MRI to determine McCoy’s fate
While the spirits remain high among the Reggae Girlz, who are now on a five-day camp here ahead of their opening FIFA Women’s World Cup encounter against Brazil on Sunday, there is concern about one of the players.
Forward Kayla McCoy replaced the then injured Khadija Shaw, only to go down a few minutes later and be herself replaced in the country’s final warm-up game against Scotland on Tuesday. She will have her Women’s World Cup involvement determined by a magnetic resonance imaging (MRI) later today. McCoy was drafted 13th overall by the Houston Dash in the Women’s Soccer League in the United States after her outstanding season, in which she led Duke University with 12 goals, scoring in all but six of their games. She was expected to be a valuable contributor to the history-making Reggae Girlz team.
“The doctor came and did an assessment and found out that it was just a strain, and obviously, she is a professional player, so we want to make sure that nothing is going on with the knee,” head coach Hue Menzies explained.
“We need to get a better evaluation done to see what the time frame is for her recovery. This will give us an idea of whether we will be able to have her back during the tournament.
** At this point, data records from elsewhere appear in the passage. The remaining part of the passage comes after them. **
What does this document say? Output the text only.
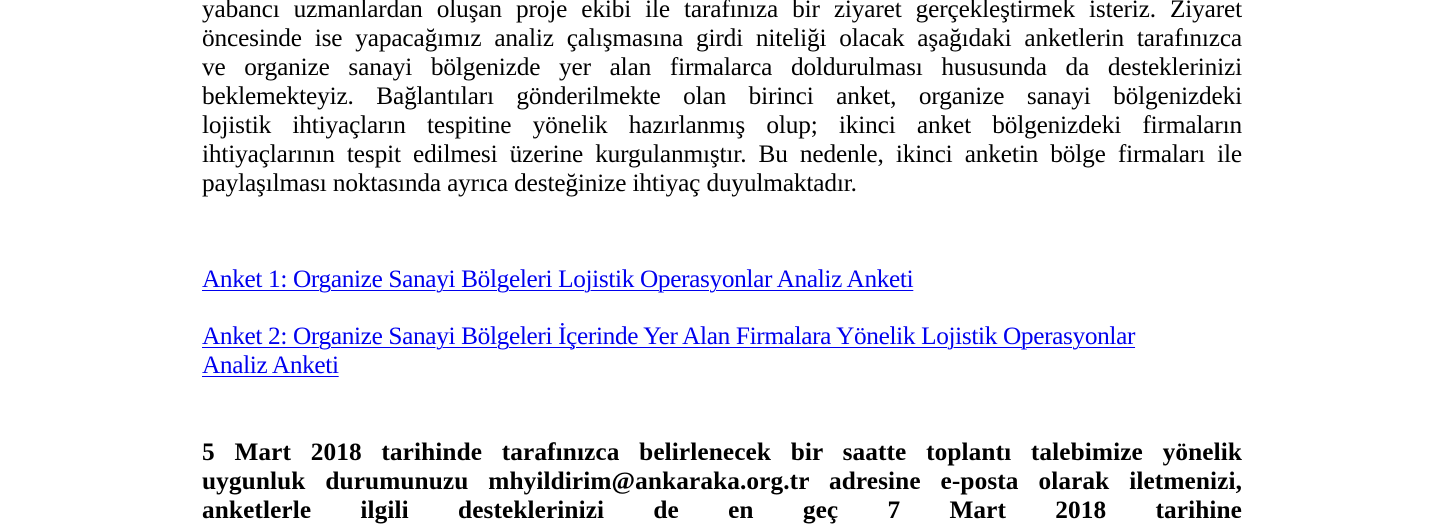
yabancı uzmanlardan oluşan proje ekibi ile tarafınıza bir ziyaret gerçekleştirmek isteriz. Ziyaret
öncesinde ise yapacağımız analiz çalışmasına girdi niteliği olacak aşağıdaki anketlerin tarafınızca
ve organize sanayi bölgenizde yer alan firmalarca doldurulması hususunda da desteklerinizi
beklemekteyiz. Bağlantıları gönderilmekte olan birinci anket, organize sanayi bölgenizdeki
lojistik ihtiyaçların tespitine yönelik hazırlanmış olup; ikinci anket bölgenizdeki firmaların
ihtiyaçlarının tespit edilmesi üzerine kurgulanmıştır. Bu nedenle, ikinci anketin bölge firmaları ile
paylaşılması noktasında ayrıca desteğinize ihtiyaç duyulmaktadır.

Anket 1: Organize Sanayi Bölgeleri Lojistik Operasyonlar Analiz Anketi
Anket 2: Organize Sanayi Bölgeleri İçerinde Yer Alan Firmalara Yönelik Lojistik Operasyonlar
Analiz Anketi

5 Mart 2018 tarihinde tarafınızca belirlenecek bir saatte toplantı talebimize yönelik
uygunluk durumunuzu mhyildirim@ankaraka.org.tr adresine e-posta olarak iletmenizi,
anketlerle ilgili desteklerinizi de en geç 7 Mart 2018 tarihine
If we are not, then we have to look for a replacement.”
Despite her injury, McCoy has remained positive and continues to work hard.
“Other than the injury, she is doing well,” Menzies said. “We have what we call a readiness report, and she puts herself in green all the time. It is just her character. She just wants to be out there training, and she is out there doing what she can, and obviously, everything is modified for her, and she is putting in the effort just like everybody else.
“Her attitude and character are important to the team, her qualities are needed, but we just have to wait for the report.”
The wellness report, Menzies explained, is utilised by fitness coach Wil Hitzelburger to assess the Girlz’s psychological and physical state and informs how the staff operates with each player.
“What it (the report) requires is that the girls fill out a from each morning when they wake up, and that gives us an understanding of their sleeping pattern for the night, mood swings, if they have any injuries or any stains, so it gives us a good synopsis of where they are for that day, and it helps us in how we treat that player. It helps us psychologically and physically,” Menzies said.
Green, Menzies said, is a positive sign, while red is negative.
“There is a percentage that puts you in certain areas,” he said. “Each category has a weighted percentage that he (Hitzelburger) has created, and then [it’s] based on how they respond from one to five, with one being the worst and five being the best. If they fall into certain percentages, then that determines how we manage that player.”